Despite a negative price-to-earnings (P/E) ratio of -48.92, Electrovaya's price-to-sales ratio of 1.55 suggests that investors are willing to pay $1.55 for every dollar of sales. The enterprise value to sales ratio is 1.96, indicating the company's valuation relative to its revenue. However, the enterprise value to operating cash flow ratio of -44.29 highlights ongoing financial challenges.
Electrovaya's debt-to-equity ratio stands at 2.38, showing that the company has more than twice as much debt as equity. The current ratio of 0.99 suggests potential difficulties in covering short-term liabilities with short-term assets. Despite these challenges, Electrovaya's recent financial maneuvers reflect a strategic effort to bolster its market position and support its growth initiatives.
Electrovaya Inc. (NASDAQ: ELVA) Quarterly Earnings and Financial Position Overview
- Electrovaya Inc. (NASDAQ:ELVA) is set to release its quarterly earnings with an anticipated EPS loss of $0.01 and projected revenue of $11.91 million.
- The company has strengthened its financial position by closing the full exercise of its over-allotment option, generating additional gross proceeds of about $1.7 million.
- Despite a negative P/E ratio of -48.92, Electrovaya's price-to-sales ratio of 1.55 indicates investor confidence in its growth potential.
Electrovaya Inc. (NASDAQ: ELVA) is a key player in the lithium-ion battery technology and manufacturing industry.
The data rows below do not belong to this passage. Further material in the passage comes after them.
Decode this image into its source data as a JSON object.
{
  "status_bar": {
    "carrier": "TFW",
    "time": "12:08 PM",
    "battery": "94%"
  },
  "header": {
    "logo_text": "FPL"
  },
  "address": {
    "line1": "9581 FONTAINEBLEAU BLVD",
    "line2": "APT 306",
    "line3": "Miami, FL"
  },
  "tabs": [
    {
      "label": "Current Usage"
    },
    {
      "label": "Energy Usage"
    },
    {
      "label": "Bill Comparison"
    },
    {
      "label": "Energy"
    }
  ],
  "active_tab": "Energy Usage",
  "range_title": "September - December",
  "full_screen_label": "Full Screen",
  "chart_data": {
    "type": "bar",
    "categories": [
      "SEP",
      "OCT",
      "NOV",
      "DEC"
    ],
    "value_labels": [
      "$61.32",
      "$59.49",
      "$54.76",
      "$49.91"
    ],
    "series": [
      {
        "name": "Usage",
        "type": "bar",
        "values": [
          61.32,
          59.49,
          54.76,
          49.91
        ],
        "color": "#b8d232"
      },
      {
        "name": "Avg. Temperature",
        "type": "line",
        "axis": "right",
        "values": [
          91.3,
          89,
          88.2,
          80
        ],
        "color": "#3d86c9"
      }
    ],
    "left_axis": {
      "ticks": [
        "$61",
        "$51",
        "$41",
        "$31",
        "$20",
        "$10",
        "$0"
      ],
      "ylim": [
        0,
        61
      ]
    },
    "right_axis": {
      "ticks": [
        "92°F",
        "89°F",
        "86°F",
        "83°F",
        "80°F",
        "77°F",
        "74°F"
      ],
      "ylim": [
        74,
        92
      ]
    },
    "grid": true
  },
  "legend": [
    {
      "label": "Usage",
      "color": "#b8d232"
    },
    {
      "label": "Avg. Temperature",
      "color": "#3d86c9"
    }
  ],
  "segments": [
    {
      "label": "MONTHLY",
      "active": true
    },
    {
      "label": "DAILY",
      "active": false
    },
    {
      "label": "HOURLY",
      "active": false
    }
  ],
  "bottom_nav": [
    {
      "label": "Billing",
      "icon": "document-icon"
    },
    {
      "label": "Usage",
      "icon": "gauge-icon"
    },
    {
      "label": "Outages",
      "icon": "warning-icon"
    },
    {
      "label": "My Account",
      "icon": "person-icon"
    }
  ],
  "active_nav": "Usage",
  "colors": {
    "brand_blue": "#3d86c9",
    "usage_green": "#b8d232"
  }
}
The company is known for its innovative solutions and has been actively expanding its market presence. Electrovaya's competitors include other battery manufacturers and technology firms focusing on energy storage solutions. The company is set to release its quarterly earnings on December 31, 2024.
Wall Street anticipates ELVA's earnings per share to be a loss of $0.01, with projected revenue of approximately $11.91 million. Despite these projections, Electrovaya has recently strengthened its financial position. The company successfully closed the full exercise of its over-allotment option, generating additional gross proceeds of about $1.7 million, as highlighted by Roth Capital Partners.
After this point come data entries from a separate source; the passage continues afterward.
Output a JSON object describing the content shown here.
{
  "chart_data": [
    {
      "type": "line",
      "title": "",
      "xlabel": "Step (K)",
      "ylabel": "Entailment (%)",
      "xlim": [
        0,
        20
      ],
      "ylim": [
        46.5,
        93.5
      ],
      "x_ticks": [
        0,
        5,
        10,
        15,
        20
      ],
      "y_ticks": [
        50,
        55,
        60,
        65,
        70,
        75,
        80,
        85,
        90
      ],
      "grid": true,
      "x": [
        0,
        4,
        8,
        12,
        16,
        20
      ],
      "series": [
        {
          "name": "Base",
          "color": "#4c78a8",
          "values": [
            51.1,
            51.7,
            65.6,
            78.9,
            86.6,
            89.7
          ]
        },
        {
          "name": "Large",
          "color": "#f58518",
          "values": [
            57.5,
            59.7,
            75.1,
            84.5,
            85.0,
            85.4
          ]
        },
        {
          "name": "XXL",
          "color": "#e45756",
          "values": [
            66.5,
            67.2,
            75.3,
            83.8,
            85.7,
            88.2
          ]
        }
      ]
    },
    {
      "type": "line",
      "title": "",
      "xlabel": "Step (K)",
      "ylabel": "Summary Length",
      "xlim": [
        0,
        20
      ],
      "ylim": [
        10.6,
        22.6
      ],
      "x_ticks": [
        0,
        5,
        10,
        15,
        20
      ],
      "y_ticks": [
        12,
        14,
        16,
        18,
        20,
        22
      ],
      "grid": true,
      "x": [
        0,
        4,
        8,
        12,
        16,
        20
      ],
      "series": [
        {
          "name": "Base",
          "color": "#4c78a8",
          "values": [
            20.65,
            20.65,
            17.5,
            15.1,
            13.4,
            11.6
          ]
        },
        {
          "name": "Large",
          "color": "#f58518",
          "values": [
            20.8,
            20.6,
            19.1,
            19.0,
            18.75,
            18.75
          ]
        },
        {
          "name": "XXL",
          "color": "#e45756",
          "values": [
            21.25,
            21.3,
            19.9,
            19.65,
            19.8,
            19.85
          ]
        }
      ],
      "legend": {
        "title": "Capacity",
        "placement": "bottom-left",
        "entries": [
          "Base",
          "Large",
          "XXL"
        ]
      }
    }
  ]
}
This financial boost follows Electrovaya's public offering of 5,175,000 common shares at $2.15 per share, initially raising around $11.1 million. The offering was managed by Roth Capital Partners, with Raymond James Ltd. and Craig-Hallum Capital Group LLC as co-lead book-running managers. This strategic move underscores investor confidence in Electrovaya's growth potential.
Despite a negative price-to-earnings (P/E) ratio of -48.92, Electrovaya's price-to-sales ratio of 1.55 suggests that investors are willing to pay $1.55 for every dollar of sales. The enterprise value to sales ratio is 1.96, indicating the company's valuation relative to its revenue. However, the enterprise value to operating cash flow ratio of -44.29 highlights ongoing financial challenges.
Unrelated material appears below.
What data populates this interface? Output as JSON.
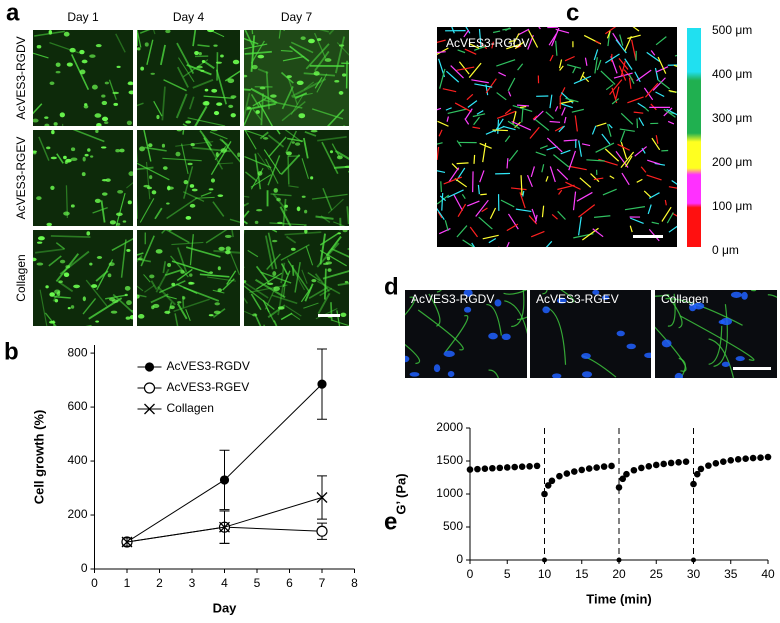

Electrovaya's debt-to-equity ratio stands at 2.38, showing that the company has more than twice as much debt as equity. The current ratio of 0.99 suggests potential difficulties in covering short-term liabilities with short-term assets. Despite these challenges, Electrovaya's recent financial maneuvers reflect a strategic effort to bolster its market position and support its growth initiatives.